The Tallahassee Automobile Museum is home to the real Batmobiles from "Batman Forever" and "Batman Returns," as well as replicas of a number of other Batman-related vehicles.
The Tallahassee Automobile Museum has steam-powered cars and amphibious vehicles.
You can see Tallahassee's oldest resident- an approximately 10-foot tall mastodon skeleton named Herman- at The Museum of Florida History. He's over 12,000 years old.
Lichgate on High Road is a little-known fairy tale cottage and historic site open to the public. The land was bought by FSU literature professor Dr. Laura Pauline Jepsen in large part to protect a majestic, ancient live oak now known as the Lichgate Oak.
The Railroad Square Art Park district hosts the monthly First Friday gallery hop. About 2,000 people usually show up for the three-hour event.
Creed, one of the biggest bands of the late 1990s and early 2000s, was formed in Tallahassee.
Singer-songwriter, rapper, producer, and actor T-Pain also comes from Tallahassee. In fact, that's what the “T” stands for.
Wally Amos, founder of Famous Amos Cookies, was born and raised in Tallahassee, too.
Ted Bundy was indicted in Tallahassee.
The Mission San Luis de Apalachee was one of the first Spanish missions in North America. It was built in 16. It was destroyed in 1704.
Today, The Mission San Luis de Apalachee is the state's only reconstructed Spanish mission and it operates as a museum.
Tallahassee has Florida's most educated population. About half the residents have a bachelor's degree or higher.
Elizabeth Budd-Graham's final resting place is the most visited tomb in the City Cemetery. She died in 1889 at the age of 23, and her elaborate grave is marked by a very large, expensive tombstone that instantly attracts attention.
Local lore claims that Elizabeth, better known as Bessie, was a witch.
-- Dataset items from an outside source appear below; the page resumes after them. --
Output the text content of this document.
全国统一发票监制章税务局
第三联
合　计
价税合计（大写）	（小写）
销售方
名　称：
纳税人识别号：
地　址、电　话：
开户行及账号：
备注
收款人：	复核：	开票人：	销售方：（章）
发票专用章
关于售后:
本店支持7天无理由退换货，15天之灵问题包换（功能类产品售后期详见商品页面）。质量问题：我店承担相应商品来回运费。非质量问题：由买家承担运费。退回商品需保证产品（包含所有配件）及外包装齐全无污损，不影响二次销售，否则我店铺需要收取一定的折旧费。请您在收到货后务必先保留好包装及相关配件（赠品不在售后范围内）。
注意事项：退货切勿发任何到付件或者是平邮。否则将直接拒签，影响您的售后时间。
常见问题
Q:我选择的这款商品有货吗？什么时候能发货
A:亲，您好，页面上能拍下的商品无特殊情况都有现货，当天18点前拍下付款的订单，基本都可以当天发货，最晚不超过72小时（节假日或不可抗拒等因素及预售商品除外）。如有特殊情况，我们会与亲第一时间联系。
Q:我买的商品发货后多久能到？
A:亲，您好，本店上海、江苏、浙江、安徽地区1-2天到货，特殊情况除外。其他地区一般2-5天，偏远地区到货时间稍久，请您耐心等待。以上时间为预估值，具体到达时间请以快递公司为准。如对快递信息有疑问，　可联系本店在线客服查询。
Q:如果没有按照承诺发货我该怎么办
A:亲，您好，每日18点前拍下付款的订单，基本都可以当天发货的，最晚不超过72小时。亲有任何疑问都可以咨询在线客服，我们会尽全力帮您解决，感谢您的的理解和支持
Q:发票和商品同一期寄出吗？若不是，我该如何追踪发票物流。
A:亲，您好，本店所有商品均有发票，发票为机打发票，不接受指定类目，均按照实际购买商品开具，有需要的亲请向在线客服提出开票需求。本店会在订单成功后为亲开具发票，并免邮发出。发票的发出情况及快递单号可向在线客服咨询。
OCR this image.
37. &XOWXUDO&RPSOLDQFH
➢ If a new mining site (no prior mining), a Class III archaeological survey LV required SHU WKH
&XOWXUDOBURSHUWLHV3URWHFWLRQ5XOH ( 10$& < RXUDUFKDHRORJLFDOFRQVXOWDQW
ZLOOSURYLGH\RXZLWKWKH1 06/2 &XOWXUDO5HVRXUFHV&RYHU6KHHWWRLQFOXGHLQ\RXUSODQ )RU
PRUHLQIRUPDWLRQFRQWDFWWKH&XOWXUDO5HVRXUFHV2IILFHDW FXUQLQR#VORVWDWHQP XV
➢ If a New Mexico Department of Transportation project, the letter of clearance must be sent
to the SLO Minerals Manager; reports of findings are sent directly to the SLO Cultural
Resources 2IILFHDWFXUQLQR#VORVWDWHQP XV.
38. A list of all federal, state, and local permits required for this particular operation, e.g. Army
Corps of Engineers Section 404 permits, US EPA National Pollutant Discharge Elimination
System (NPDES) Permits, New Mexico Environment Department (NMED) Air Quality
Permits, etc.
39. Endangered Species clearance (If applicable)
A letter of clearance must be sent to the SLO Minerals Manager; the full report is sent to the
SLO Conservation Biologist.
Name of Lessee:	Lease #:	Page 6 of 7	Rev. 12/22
Hers is the only grave in the cemetery facing west and the tombstone bears an inscription quoting part of Edgar Allan Poe's poem “Lenore.”
Unlike most Florida cities, Tallahassee isn't generally associated with the beach. However, it's only 20 miles away from the Gulf of Mexico and several popular beaches are within a couple of hours' drive.
Though by no means mountainous, Tallahassee is one of the hillier spots in Florida. Its highest peak is a little over 200 feet above sea level.
The State of Florida employs more than 11 percent of Tallahassee's population.
FSU is the city's second-largest employer, with almost 14,000 people on its payroll.
Tony Hale grew up in Tallahassee, Florida, where he attended the Young Actors Theatre and participated in numerous theatrical and musical productions.